Cell culture and transfection
HEK293T cells were maintained at 37°C in 5% CO2 in Dulbecco's Modified Eagle's Medium nutrient mixture Ham's F-12 (WAKO, http://ffwk.fujifilm.co.jp) supplemented with 10% fetal bovine serum (HyClone, www.gelifesciences.com). HEK293T cells were transiently transfected with pcDNA3.1-3×FLAG-AtRbohs or empty vector by GeneJuice transfection regent (Novagen, http://www.merckmillipore.com) according to the manufacturer's instructions.

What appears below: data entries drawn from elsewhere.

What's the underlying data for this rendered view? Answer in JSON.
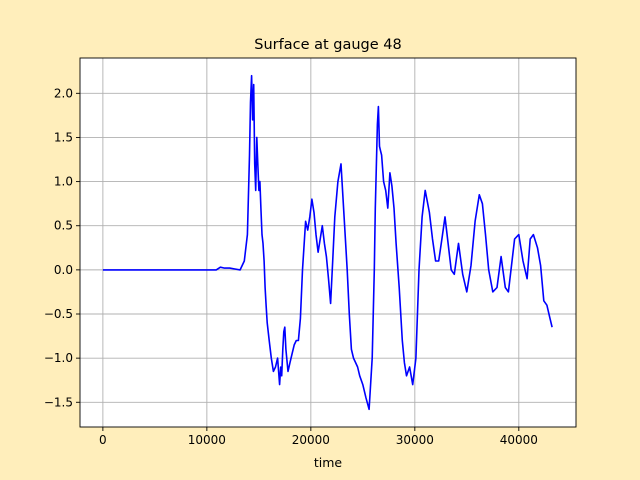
{
  "chart_data": {
    "type": "line",
    "title": "Surface at gauge 48",
    "xlabel": "time",
    "ylabel": "",
    "xlim": [
      -2200,
      45500
    ],
    "ylim": [
      -1.78,
      2.4
    ],
    "x_ticks": [
      0,
      10000,
      20000,
      30000,
      40000
    ],
    "y_ticks": [
      -1.5,
      -1.0,
      -0.5,
      0.0,
      0.5,
      1.0,
      1.5,
      2.0
    ],
    "x_tick_labels": [
      "0",
      "10000",
      "20000",
      "30000",
      "40000"
    ],
    "y_tick_labels": [
      "−1.5",
      "−1.0",
      "−0.5",
      "0.0",
      "0.5",
      "1.0",
      "1.5",
      "2.0"
    ],
    "grid": true,
    "colors": {
      "line": "#0000ff",
      "background": "#ffeebb",
      "plot_area": "#ffffff",
      "grid": "#b0b0b0"
    },
    "series": [
      {
        "color": "#0000ff",
        "x": [
          0,
          0,
          10900,
          11300,
          11700,
          12200,
          12700,
          13200,
          13600,
          13900,
          14100,
          14200,
          14300,
          14400,
          14500,
          14600,
          14700,
          14800,
          14900,
          15000,
          15100,
          15200,
          15300,
          15400,
          15500,
          15600,
          15700,
          15800,
          16000,
          16200,
          16400,
          16600,
          16800,
          17000,
          17100,
          17200,
          17300,
          17400,
          17500,
          17600,
          17800,
          18000,
          18200,
          18400,
          18600,
          18800,
          19000,
          19200,
          19500,
          19700,
          19900,
          20100,
          20300,
          20500,
          20700,
          20900,
          21100,
          21300,
          21500,
          21700,
          21900,
          22100,
          22300,
          22600,
          22900,
          23200,
          23500,
          23700,
          23900,
          24100,
          24300,
          24500,
          24700,
          25000,
          25300,
          25600,
          25900,
          26100,
          26200,
          26300,
          26400,
          26500,
          26600,
          26700,
          26800,
          26900,
          27000,
          27200,
          27400,
          27600,
          27800,
          28000,
          28200,
          28500,
          28800,
          29000,
          29200,
          29500,
          29800,
          30100,
          30400,
          30700,
          31000,
          31400,
          31700,
          32000,
          32300,
          32600,
          32900,
          33200,
          33500,
          33800,
          34200,
          34600,
          35000,
          35400,
          35800,
          36200,
          36500,
          36800,
          37100,
          37500,
          37900,
          38300,
          38700,
          39000,
          39300,
          39600,
          40000,
          40400,
          40800,
          41100,
          41400,
          41800,
          42100,
          42400,
          42700,
          43000,
          43200
        ],
        "y": [
          0.0,
          0.0,
          0.0,
          0.03,
          0.02,
          0.02,
          0.01,
          0.0,
          0.1,
          0.4,
          1.3,
          1.9,
          2.2,
          1.7,
          2.1,
          1.2,
          0.9,
          1.5,
          1.2,
          0.9,
          1.0,
          0.7,
          0.4,
          0.3,
          0.1,
          -0.2,
          -0.4,
          -0.6,
          -0.8,
          -1.0,
          -1.15,
          -1.1,
          -1.0,
          -1.3,
          -1.1,
          -1.2,
          -0.9,
          -0.7,
          -0.65,
          -0.9,
          -1.15,
          -1.05,
          -0.95,
          -0.85,
          -0.8,
          -0.8,
          -0.55,
          0.0,
          0.55,
          0.45,
          0.6,
          0.8,
          0.65,
          0.4,
          0.2,
          0.35,
          0.5,
          0.3,
          0.15,
          -0.1,
          -0.38,
          0.1,
          0.6,
          1.0,
          1.2,
          0.6,
          0.0,
          -0.5,
          -0.9,
          -1.0,
          -1.05,
          -1.1,
          -1.2,
          -1.3,
          -1.45,
          -1.58,
          -1.0,
          0.0,
          0.7,
          1.2,
          1.65,
          1.85,
          1.4,
          1.35,
          1.3,
          1.15,
          1.0,
          0.9,
          0.7,
          1.1,
          0.95,
          0.7,
          0.3,
          -0.2,
          -0.8,
          -1.05,
          -1.2,
          -1.1,
          -1.3,
          -1.0,
          0.0,
          0.6,
          0.9,
          0.65,
          0.35,
          0.1,
          0.1,
          0.35,
          0.6,
          0.3,
          0.0,
          -0.05,
          0.3,
          -0.05,
          -0.25,
          0.05,
          0.55,
          0.85,
          0.75,
          0.4,
          0.0,
          -0.25,
          -0.2,
          0.15,
          -0.2,
          -0.25,
          0.05,
          0.35,
          0.4,
          0.1,
          -0.1,
          0.35,
          0.4,
          0.25,
          0.05,
          -0.35,
          -0.4,
          -0.55,
          -0.65
        ]
      }
    ]
  }
}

Measurement of ROS production in HEK293T cells
The ROS-producing activity of AtRbohs was assayed as described previously (Ogasawara et al., 2008). Detection of ROS production was by a peroxidase-dependent luminol-amplified chemiluminescence technique. Chemiluminescence was measured for 1 sec every 60 sec at 37°C using a microplate luminometer Centro LB960 (Berthold Technologies, https://www.berthold.com/). Production of ROS was expressed in relative luminescence units (RLU) per second. Data are presented as the average of three samples in a representative experiment. We independently replicated this experiment more than five times with similar results.
Aniline blue staining
Aniline blue staining was performed as described previously (Kaya et al., 2014). Briefly, pistils were collected 12 h after hand pollination and fixed in acetic acid:ethanol solution (25:75). The fixed pistils were softened in 1 N NaOH for 30 min at 60°C and then stained with 0.01% aniline blue in 2% potassium phosphate buffer (K3PO4).
Author contributions
HK designed the experiments. KK supervised this study. AI, AI, HH and TK performed the measurement of ROS production. TK, KM, YY, YM and AN contributed to the functional analysis of AtRbohs in plants. MK performed the phylogenetic tree analysis. HK, ST, MK, SK, MA and KK wrote the manuscript.
Acknowledgements
We thank Dr Michael Wrzaczek and Ms Kerri Hunter for critical reading and commenting on the manuscript. This work was supported in part by the Ministry of Education, Culture, Sports, Science and Technology (MEXT) of Japan [Grants-in-Aid for Young Scientist (B) to HK (no. 21770054), for Scientific Research on Innovative Areas to HK (no. 21200068) and to K.K. (Nos. 21117516 and 23117718) and for Scientific Research B to KK (nos 19370023 and 23380027)].
Conflict of interest
The authors declare no conflict of interest.